The Monetary Authority of Singapore (MAS) and The Association of Banks in Singapore (ABS) announced yesterday the consortium of they are heading is developing three software prototypes to use blockchain to decentralise inter-bank payments.
The goal is to use the systems to integrate liquidity saving mechanisms into the transactions.
16 companies in total are involved in the project — 11 banks and five technology companies — and it is Phase 2 of a plan called Project Ubin.
Project Ubin is exploring how to use the distributed ledger to clear banking settlements for payments and securities. In Phase 1, the consortium built the proof-of-concept model and the building of the prototypes is Phase 2.
The specific banking strategy being targetted is called ‘netting’. Netting is basically consolidating multiple invoices between two banks into one larger payment. So if Bank A owes Bank B US$1 million dollars, but in a separate transaction, Bank B owes Bank A US$500,000, they use netting to create one US$500,000 invoice.

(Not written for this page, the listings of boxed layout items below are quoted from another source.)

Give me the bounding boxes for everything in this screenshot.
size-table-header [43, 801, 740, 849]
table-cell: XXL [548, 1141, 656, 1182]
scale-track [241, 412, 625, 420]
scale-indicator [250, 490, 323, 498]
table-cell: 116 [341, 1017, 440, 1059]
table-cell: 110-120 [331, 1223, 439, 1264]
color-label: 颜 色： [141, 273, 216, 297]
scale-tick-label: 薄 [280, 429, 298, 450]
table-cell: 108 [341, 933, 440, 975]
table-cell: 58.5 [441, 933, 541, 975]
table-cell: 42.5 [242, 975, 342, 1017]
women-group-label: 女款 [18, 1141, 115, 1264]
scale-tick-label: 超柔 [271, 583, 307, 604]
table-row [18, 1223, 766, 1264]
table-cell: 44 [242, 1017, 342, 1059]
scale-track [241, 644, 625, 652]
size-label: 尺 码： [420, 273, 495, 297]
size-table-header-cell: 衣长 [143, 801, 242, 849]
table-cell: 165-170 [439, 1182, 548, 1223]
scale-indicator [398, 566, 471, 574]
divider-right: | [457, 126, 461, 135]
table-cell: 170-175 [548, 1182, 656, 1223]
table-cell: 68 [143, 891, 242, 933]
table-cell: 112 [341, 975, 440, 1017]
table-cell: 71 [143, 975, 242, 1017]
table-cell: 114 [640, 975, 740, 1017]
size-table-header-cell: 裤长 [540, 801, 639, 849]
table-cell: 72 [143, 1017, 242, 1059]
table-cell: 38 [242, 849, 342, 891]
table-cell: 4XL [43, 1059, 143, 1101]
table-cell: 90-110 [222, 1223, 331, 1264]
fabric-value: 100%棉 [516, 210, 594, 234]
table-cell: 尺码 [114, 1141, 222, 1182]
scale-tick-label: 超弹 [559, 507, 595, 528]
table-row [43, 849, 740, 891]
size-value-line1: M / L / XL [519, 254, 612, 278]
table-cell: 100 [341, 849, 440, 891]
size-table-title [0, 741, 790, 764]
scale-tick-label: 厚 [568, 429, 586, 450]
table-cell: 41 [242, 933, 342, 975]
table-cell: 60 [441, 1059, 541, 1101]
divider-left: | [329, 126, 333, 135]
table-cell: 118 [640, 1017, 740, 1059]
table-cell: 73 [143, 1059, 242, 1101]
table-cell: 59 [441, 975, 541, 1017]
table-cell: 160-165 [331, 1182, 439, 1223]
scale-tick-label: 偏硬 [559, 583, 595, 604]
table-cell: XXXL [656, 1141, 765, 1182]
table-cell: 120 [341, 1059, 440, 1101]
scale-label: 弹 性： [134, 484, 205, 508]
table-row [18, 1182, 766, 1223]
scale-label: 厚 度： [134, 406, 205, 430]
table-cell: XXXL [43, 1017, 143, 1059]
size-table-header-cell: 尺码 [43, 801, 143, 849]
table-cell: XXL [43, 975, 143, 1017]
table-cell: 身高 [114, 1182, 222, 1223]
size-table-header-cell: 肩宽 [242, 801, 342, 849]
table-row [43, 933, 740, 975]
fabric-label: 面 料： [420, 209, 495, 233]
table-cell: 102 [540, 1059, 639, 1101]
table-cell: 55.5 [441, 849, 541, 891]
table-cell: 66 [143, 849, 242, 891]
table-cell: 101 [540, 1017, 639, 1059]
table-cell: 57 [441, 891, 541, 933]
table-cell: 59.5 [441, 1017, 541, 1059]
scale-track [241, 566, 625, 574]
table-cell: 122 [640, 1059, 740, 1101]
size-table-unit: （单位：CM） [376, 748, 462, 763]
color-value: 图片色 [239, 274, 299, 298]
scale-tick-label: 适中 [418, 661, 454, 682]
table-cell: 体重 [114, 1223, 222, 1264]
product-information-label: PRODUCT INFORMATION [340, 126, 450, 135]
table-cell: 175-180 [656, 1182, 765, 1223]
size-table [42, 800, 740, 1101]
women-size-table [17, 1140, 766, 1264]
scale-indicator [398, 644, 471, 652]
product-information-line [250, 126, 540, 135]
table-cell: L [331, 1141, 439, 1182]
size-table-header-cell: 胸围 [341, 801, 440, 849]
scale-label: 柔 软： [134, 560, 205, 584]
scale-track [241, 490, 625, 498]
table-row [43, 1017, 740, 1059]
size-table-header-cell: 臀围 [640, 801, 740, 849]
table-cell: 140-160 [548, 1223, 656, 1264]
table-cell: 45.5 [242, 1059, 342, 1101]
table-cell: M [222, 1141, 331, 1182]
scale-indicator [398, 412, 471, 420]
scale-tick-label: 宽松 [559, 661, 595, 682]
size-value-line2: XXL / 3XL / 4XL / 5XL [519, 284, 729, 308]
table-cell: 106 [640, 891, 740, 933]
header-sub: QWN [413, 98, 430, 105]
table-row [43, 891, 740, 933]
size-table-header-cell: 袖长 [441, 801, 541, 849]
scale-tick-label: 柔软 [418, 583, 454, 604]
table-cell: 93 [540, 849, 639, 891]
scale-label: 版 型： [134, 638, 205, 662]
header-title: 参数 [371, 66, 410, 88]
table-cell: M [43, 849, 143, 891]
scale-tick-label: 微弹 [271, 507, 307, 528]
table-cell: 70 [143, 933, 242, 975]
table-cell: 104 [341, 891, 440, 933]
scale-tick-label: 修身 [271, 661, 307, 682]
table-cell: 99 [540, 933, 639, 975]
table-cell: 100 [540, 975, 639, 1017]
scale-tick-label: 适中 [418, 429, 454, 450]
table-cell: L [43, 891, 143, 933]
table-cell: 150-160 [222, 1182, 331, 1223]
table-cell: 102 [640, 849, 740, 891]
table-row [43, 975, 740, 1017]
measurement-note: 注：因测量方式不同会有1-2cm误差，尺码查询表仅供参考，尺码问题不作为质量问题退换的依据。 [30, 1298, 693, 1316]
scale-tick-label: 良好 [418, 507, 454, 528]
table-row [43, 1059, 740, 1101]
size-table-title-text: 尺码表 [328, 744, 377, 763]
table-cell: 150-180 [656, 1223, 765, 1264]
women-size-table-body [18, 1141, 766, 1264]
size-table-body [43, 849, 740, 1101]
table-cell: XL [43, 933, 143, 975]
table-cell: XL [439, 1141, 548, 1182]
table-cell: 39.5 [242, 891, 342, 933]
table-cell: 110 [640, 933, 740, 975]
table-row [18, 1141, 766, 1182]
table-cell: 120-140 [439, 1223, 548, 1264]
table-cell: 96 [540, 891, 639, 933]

The goal of putting this on the distributed ledger is to make matters more efficient as current banking software usually requires a queue.
“A key outcome of the consortium’s effort is the ability to perform netting while protecting the privacy of transactions. This helps to open up opportunity for a wider adoption of DLT-based settlement systems,” said Sopnendu Mohanty, the Chief FinTech Officer at MAS in a statement.
The 11 banks involved are as follows:
- Bank of America Merrill Lynch
- Credit Suisse
- DBS Bank Ltd
- HSBC Limited
- J.P. Morgan
- Mitsubishi UFJ Financial Group
- OCBC Bank
- Singapore Exchange
- Standard Chartered Bank
- United Overseas Bank
The blockchain companies involved are Corda, Hyperledger Fabric, and Quorum. R3, IBM and ConsenSys are offering technology support.
During the Singapore Fintech Festival in mid-November, Accenture plans to publish a report with the findings of the prototypes.